Trade Size vs Total Account Value

How many people here increase their trade size as their account value grows? To me, it seems like a key part in exponentially increasing the growth of your account. If you are trading $100 lots with $5,000, fine… but once you get up to a $10,000 account value and you are stil only trading the same amount, it seems like you are wasting your resources and potential gains.

How often should you increase trade size? Every single trade as your account grows? For example, say you start with $5,000 and you trade a $100 lot (2% of account value) and make $250 profit back on your trade. Should your next trade be a $105 lot?

Or do you just increase your lot size with benchmarks such as every $1,000 that your account value increases?

I increase my trade amounts proportional to my account growth. That is the true power of compounded returns.

The standard advice coming from stocks trading
is a sound one for FX as well. Money management
of 1-2% risk of available equity is a good one
on top of making sure 90% of the margin is available.
I would opt for 1% risk with 90% margin free.
Meaning, you should have no more than 10 trades
open concurrently at 1%. And always risk 1%
per trade and have no more than 10 trades open
at any given time. Which also means 10 different
currency pairs open concurrently. Free margin is more
important than anything else which is always ignored by
newbies. They hedge left and right, open up
ton of trades left and right, have no clue what PIP
movement per 1.0 lot would trigger a margin call.

Very clear and helpful answer there.

Thanks, that cleared up something else… people always say risk 1% of your account and keep 90% margin, but I never understood how that could work for both at once… because when I invest about 6% of my account I still have 800%+ margin free.

JonnyFX;
Thank you very much for clearing that up I had heard it time and time again but never completly understood its full meaning! Its small stupid things that can have a profound impact on trading and I’ld like to understand as many as possible.

Thanks to people like you I have learned a great deal on this site in far shorter time then on any other website/message board. Again thank you!

Yarcofin I’m going to have to agree with mytwopips.
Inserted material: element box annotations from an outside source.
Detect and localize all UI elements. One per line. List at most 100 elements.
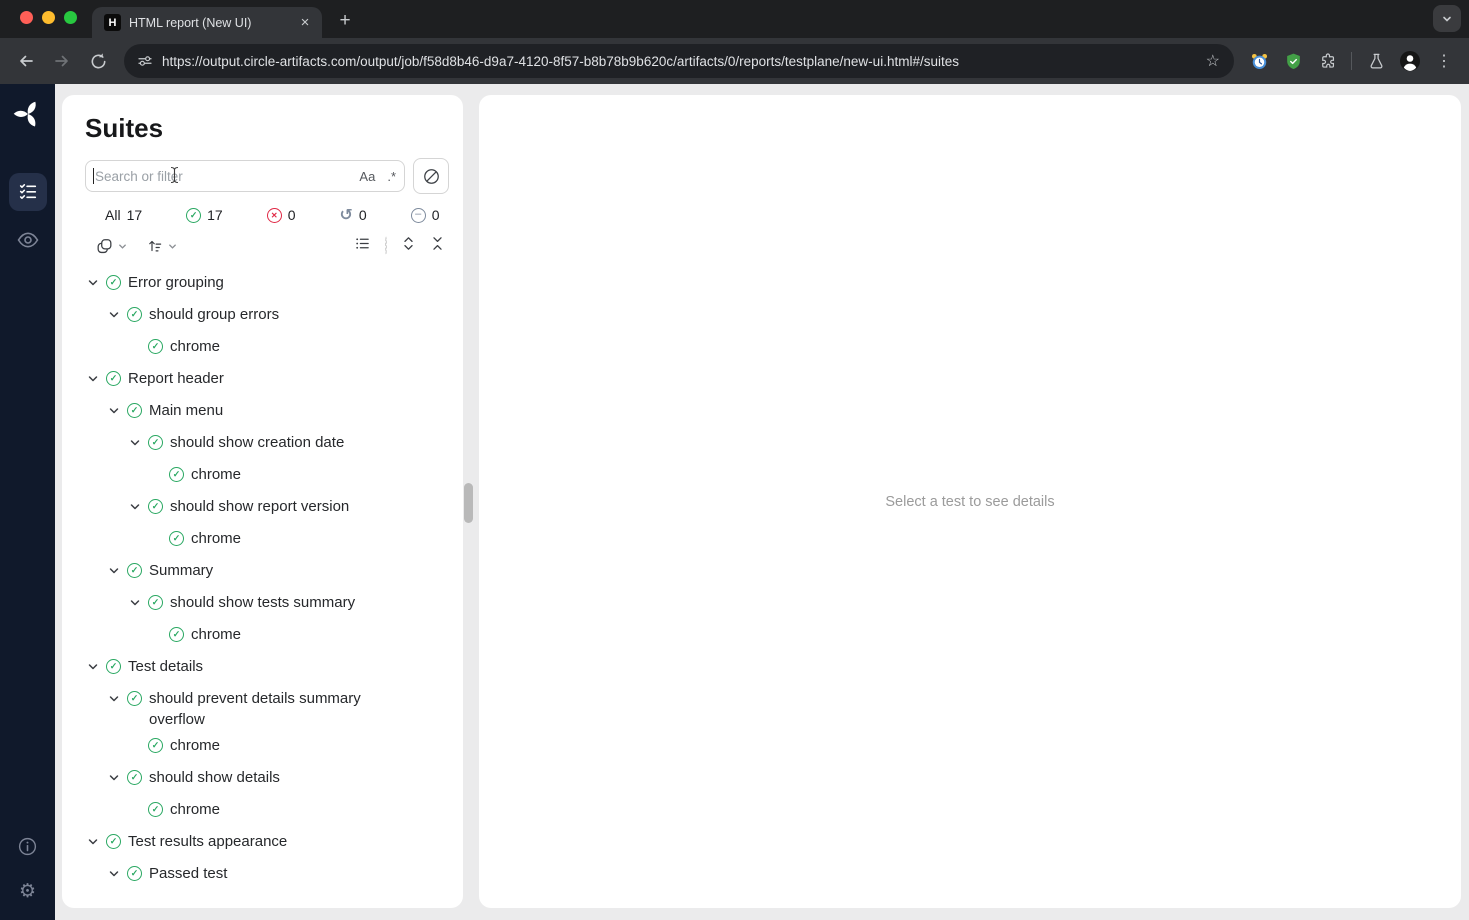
minimize-window-button[interactable] (42, 11, 55, 24)
tree-item-label: Test details (128, 656, 203, 677)
tree-row[interactable]: chrome (85, 730, 449, 762)
collapse-all-button[interactable] (430, 235, 445, 257)
tree-row[interactable]: should show tests summary (85, 587, 449, 619)
reload-button[interactable] (82, 45, 114, 77)
chevron-down-icon[interactable] (129, 496, 148, 513)
new-tab-button[interactable]: + (332, 8, 358, 34)
passed-check-icon (127, 563, 142, 578)
address-bar[interactable]: https://output.circle-artifacts.com/outp… (124, 44, 1234, 78)
gear-icon: ⚙ (19, 880, 36, 902)
page-title: Suites (85, 113, 449, 144)
filter-failed[interactable]: 0 (267, 207, 296, 223)
text-caret (93, 168, 94, 184)
shield-extension-button[interactable] (1278, 46, 1308, 76)
passed-check-icon (127, 403, 142, 418)
browser-filter-button[interactable] (413, 158, 449, 194)
regex-button[interactable]: .* (387, 169, 396, 184)
chevron-down-icon[interactable] (87, 831, 106, 848)
passed-check-icon (106, 834, 121, 849)
tree-item-label: should show creation date (170, 432, 344, 453)
tree-row[interactable]: chrome (85, 619, 449, 651)
match-case-button[interactable]: Aa (359, 169, 375, 184)
info-button[interactable] (17, 836, 38, 862)
retry-icon: ↺ (340, 207, 353, 223)
tree-row[interactable]: Test details (85, 651, 449, 683)
chevron-down-icon[interactable] (108, 400, 127, 417)
chevron-down-icon[interactable] (87, 272, 106, 289)
group-by-dropdown[interactable] (95, 237, 128, 256)
sidebar-item-suites[interactable] (9, 173, 47, 211)
alarm-extension-button[interactable] (1244, 46, 1274, 76)
tree-item-label: Main menu (149, 400, 223, 421)
tab-close-icon[interactable]: × (296, 14, 314, 32)
tree-row[interactable]: Report header (85, 363, 449, 395)
back-button[interactable] (10, 45, 42, 77)
tree-row[interactable]: should show creation date (85, 427, 449, 459)
tree-item-label: chrome (170, 799, 220, 820)
chevron-down-icon[interactable] (108, 688, 127, 705)
toolbar-separator (1351, 52, 1352, 70)
chevron-down-icon[interactable] (108, 304, 127, 321)
list-view-button[interactable] (354, 235, 371, 257)
chevron-down-icon[interactable] (87, 656, 106, 673)
tree-row[interactable]: should show details (85, 762, 449, 794)
chevron-down-icon[interactable] (87, 368, 106, 385)
tree-item-label: chrome (170, 336, 220, 357)
expand-all-button[interactable] (401, 235, 416, 257)
search-input[interactable] (85, 160, 405, 192)
extensions-button[interactable] (1312, 46, 1342, 76)
tree-item-label: should prevent details summary overflow (149, 688, 399, 730)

Not only does it compound positive investment but it will also throttle back your losses. lets say you loose $100 on the first trade, youl probibly only loose $95 on the second trade with the same pip-loss. That is of course assuming you don’t back down on your trade lots in a loosing streak.

I trade 2% of my account balance.

Available equity divided by your used margin = misleading inflated margin level percentage displayed on the platform. If you are going to open up more trades and use more margin and not take into account the potential drawdown on all of the pairs that are open, you are in danger of triggering a margin call. In fact, this is how most margin calls wipe out most traders’ accounts. They only look at the inflated margin level percentage and do not take into account what amount of drawdown each open pairs can take before getting a margin call which is a disaster in trading. It simply wipes out your account because your broker closes all open trades. You are getting a margin call in the first place because majority of your trades are in the negative. Margin call is a disaster to be avoided at all times. So rather than stare at the inflated margin level percentage like all newbies do and get a false sense of security, calculate what actual PIP value it would take, taking into account all trades open, to actually trigger a margin call. Calculate it on your actual free margin available. You may be shocked to realize that in some cases less than 100 PIP movement from each trades that are open will trigger a margin call so calculate your risk. This cannot be stressed enough for newbies.

Oh, so if your margin level percentage reads 800%, it simply means that your
available equity is currently 8 times greater than your margin used. That really doesn’t tell you anything else does it? Everyone needs to actually look at the actual real dollar amount of your free margin, total lots open currently and re-calculate your actual risk. And always think in terms of 100% being the top. And always safer to calculate your risk trade percentage on available equity. If you are confident of your open trades, then calculate it on your balance. And always maintain that risk and have a trade/lot quota. If your total risk is reached, do not open up more trades. Instead look for exit opportunities not more entry points. If your set quota is 2% per trade and max of 10% total, you should have no more than 5 trades going on at the same time. Then by doing a calculation of max of 10%, see what actual drawdown per trade/total lots open you can actually take before getting a margin call.